Realizing what you're trying to do, the submarine automatically produces a list of the ages of several hundred nearby lanternfish (your puzzle input). For example, suppose you were given the following list:

``````3,4,3,1,2
``````

This list means that the first fish has an internal timer of `3`, the second fish has an internal timer of `4`, and so on until the fifth fish, which has an internal timer of `2`. Simulating these fish over several days would proceed as follows:

``````Initial state: 3,4,3,1,2
After  1 day:  2,3,2,0,1
After  2 days: 1,2,1,6,0,8
After  3 days: 0,1,0,5,6,7,8
After  4 days: 6,0,6,4,5,6,7,8,8
After  5 days: 5,6,5,3,4,5,6,7,7,8
After  6 days: 4,5,4,2,3,4,5,6,6,7
After  7 days: 3,4,3,1,2,3,4,5,5,6
After  8 days: 2,3,2,0,1,2,3,4,4,5
After  9 days: 1,2,1,6,0,1,2,3,3,4,8
After 10 days: 0,1,0,5,6,0,1,2,2,3,7,8
After 11 days: 6,0,6,4,5,6,0,1,1,2,6,7,8,8,8
After 12 days: 5,6,5,3,4,5,6,0,0,1,5,6,7,7,7,8,8
After 13 days: 4,5,4,2,3,4,5,6,6,0,4,5,6,6,6,7,7,8,8
After 14 days: 3,4,3,1,2,3,4,5,5,6,3,4,5,5,5,6,6,7,7,8
After 15 days: 2,3,2,0,1,2,3,4,4,5,2,3,4,4,4,5,5,6,6,7
After 16 days: 1,2,1,6,0,1,2,3,3,4,1,2,3,3,3,4,4,5,5,6,8
After 17 days: 0,1,0,5,6,0,1,2,2,3,0,1,2,2,2,3,3,4,4,5,7,8
After 18 days: 6,0,6,4,5,6,0,1,1,2,6,0,1,1,1,2,2,3,3,4,6,7,8,8,8,8
``````

Each day, a `0` becomes a `6` and adds a new `8` to the end of the list, while each other number decreases by `1` if it was present at the start of the day.
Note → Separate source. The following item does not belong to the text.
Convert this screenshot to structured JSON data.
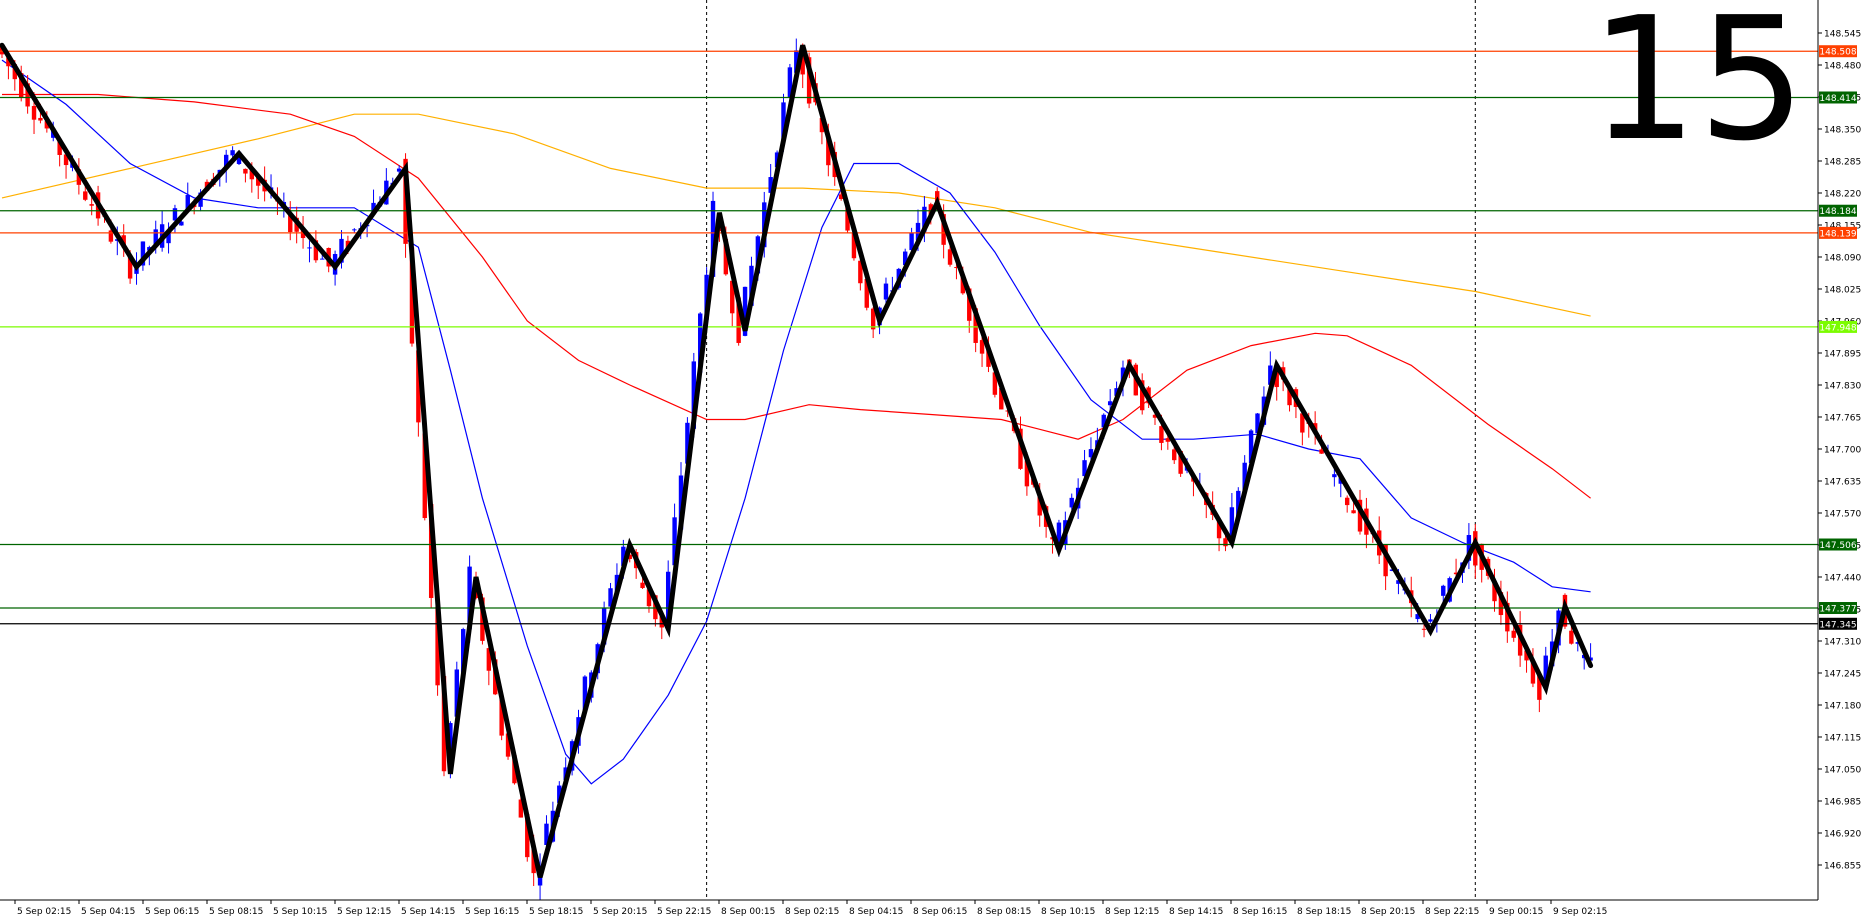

In this example, after 18 days, there are a total of `26` fish. After 80 days, there would be a total of `5934`.

Find a way to simulate lanternfish. How many lanternfish would there be after 80 days?

# Part Two

Suppose the lanternfish live forever and have unlimited food and space. Would they take over the entire ocean?

After 256 days in the example above, there would be a total of `26984457539` lanternfish!

How many lanternfish would there be after 256 days?